Cygnus Solar Arrays Deployed

Flight controllers have confirmed that the Cygnus spacecraft’s solar arrays have deployed and are providing power.

File photo of a Cygnus cargo spacecraft with UltraFlex solar arrays deployed. This Cygnus was photographed as it departed the International Space Station Dec. 5, 2017, during Expedition 53. Credit: NASA

Northrop Grumman’s Cygnus cargo spacecraft lifted off on the company’s Antares rocket from NASA’s Wallops Flight Facility on Virginia’s Eastern Shore at 4:46 p.m. EDT April 17, 2019.

It will arrive at the International Space Station Friday morning carrying about 7,600 pounds of research investigations and equipment, cargo and supplies that will support some of the hundreds of investigations aboard the orbiting laboratory. The Cygnus spacecraft will be attached to the bottom of the station’s Unity module, where it will remain for about three months.

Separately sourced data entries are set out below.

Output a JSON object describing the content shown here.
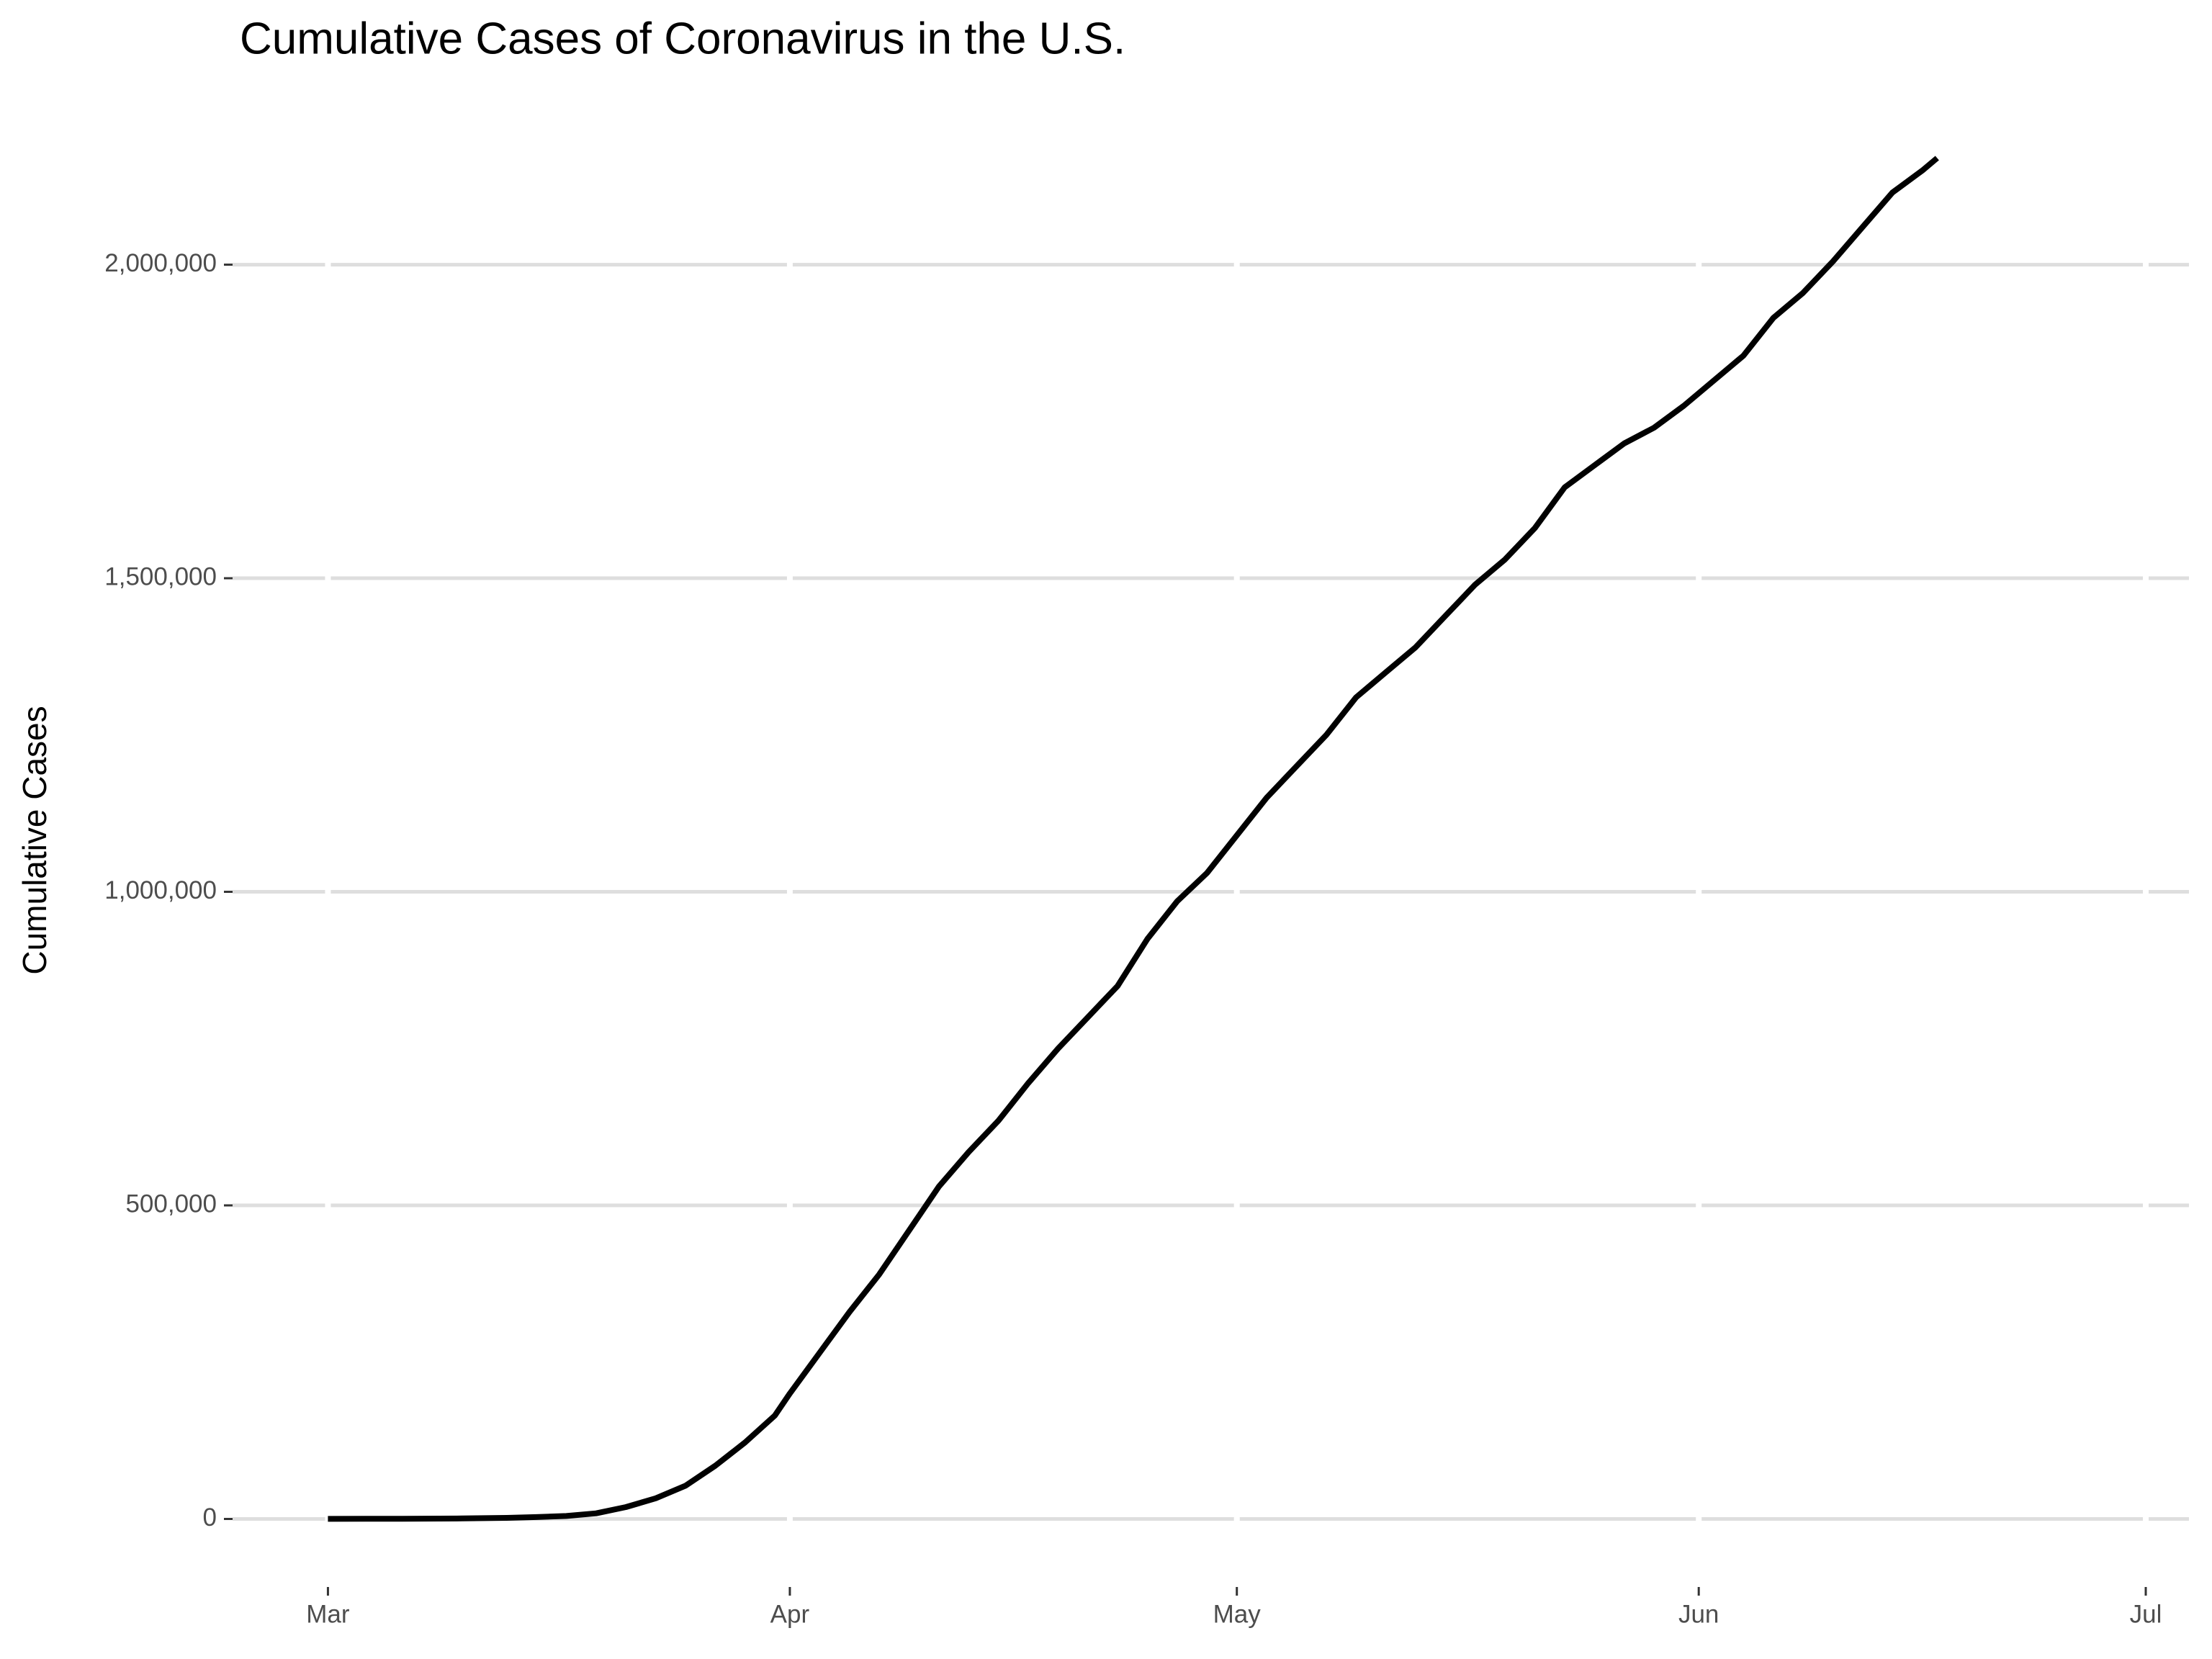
{
  "chart_data": {
    "type": "line",
    "title": "Cumulative Cases of Coronavirus in the U.S.",
    "y_label": "Cumulative Cases",
    "x": [
      0,
      5,
      9,
      12,
      14,
      16,
      18,
      20,
      22,
      24,
      26,
      28,
      30,
      31,
      33,
      35,
      37,
      39,
      41,
      43,
      45,
      47,
      49,
      51,
      53,
      55,
      57,
      59,
      61,
      63,
      65,
      67,
      69,
      71,
      73,
      75,
      77,
      79,
      81,
      83,
      85,
      87,
      89,
      91,
      93,
      95,
      97,
      99,
      101,
      103,
      105,
      107,
      108
    ],
    "series": [
      {
        "color": "#000000",
        "values": [
          75,
          300,
          800,
          1700,
          3000,
          4700,
          9000,
          19000,
          33000,
          53000,
          85000,
          122000,
          165000,
          200000,
          265000,
          330000,
          390000,
          460000,
          530000,
          585000,
          635000,
          695000,
          750000,
          800000,
          850000,
          925000,
          985000,
          1030000,
          1090000,
          1150000,
          1200000,
          1250000,
          1310000,
          1350000,
          1390000,
          1440000,
          1490000,
          1530000,
          1580000,
          1645000,
          1680000,
          1715000,
          1740000,
          1775000,
          1815000,
          1855000,
          1915000,
          1955000,
          2005000,
          2060000,
          2115000,
          2150000,
          2170000
        ]
      }
    ],
    "xlim": [
      -6.4,
      124.9
    ],
    "xticks": [
      {
        "value": 0,
        "label": "Mar"
      },
      {
        "value": 31,
        "label": "Apr"
      },
      {
        "value": 61,
        "label": "May"
      },
      {
        "value": 92,
        "label": "Jun"
      },
      {
        "value": 122,
        "label": "Jul"
      }
    ],
    "ylim": [
      -108500,
      2278500
    ],
    "yticks": [
      0,
      {
        "value": 500000,
        "label": "500,000"
      },
      {
        "value": 1000000,
        "label": "1,000,000"
      },
      {
        "value": 1500000,
        "label": "1,500,000"
      },
      {
        "value": 2000000,
        "label": "2,000,000"
      }
    ],
    "grid": true
  }
}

A postlaunch press conference will take place at 8:15 p.m. on NASA Television and at nasa.gov/live.

Participants:

Joel Montalbano, deputy manager, International Space Station Program
Frank DeMauro, vice president and general manager, Space Systems, Northrop Grumman
Kurt Eberly, Antares vice president at Northrop Grumman

Among the science investigations: testing gels in microgravity as models for growing increasingly complex materials, a new tool to conduct life sciences research with just a few drops of blood, exploring Vascular Aging and the effects of weightlessness on the blood vessels and heart, examining the effects of spaceflight on the function of antibody production, and immune memory, demonstrating the first two of three Astrobee robots, and a technology that tests a method to remove carbon dioxide from air aboard the orbiting outpost.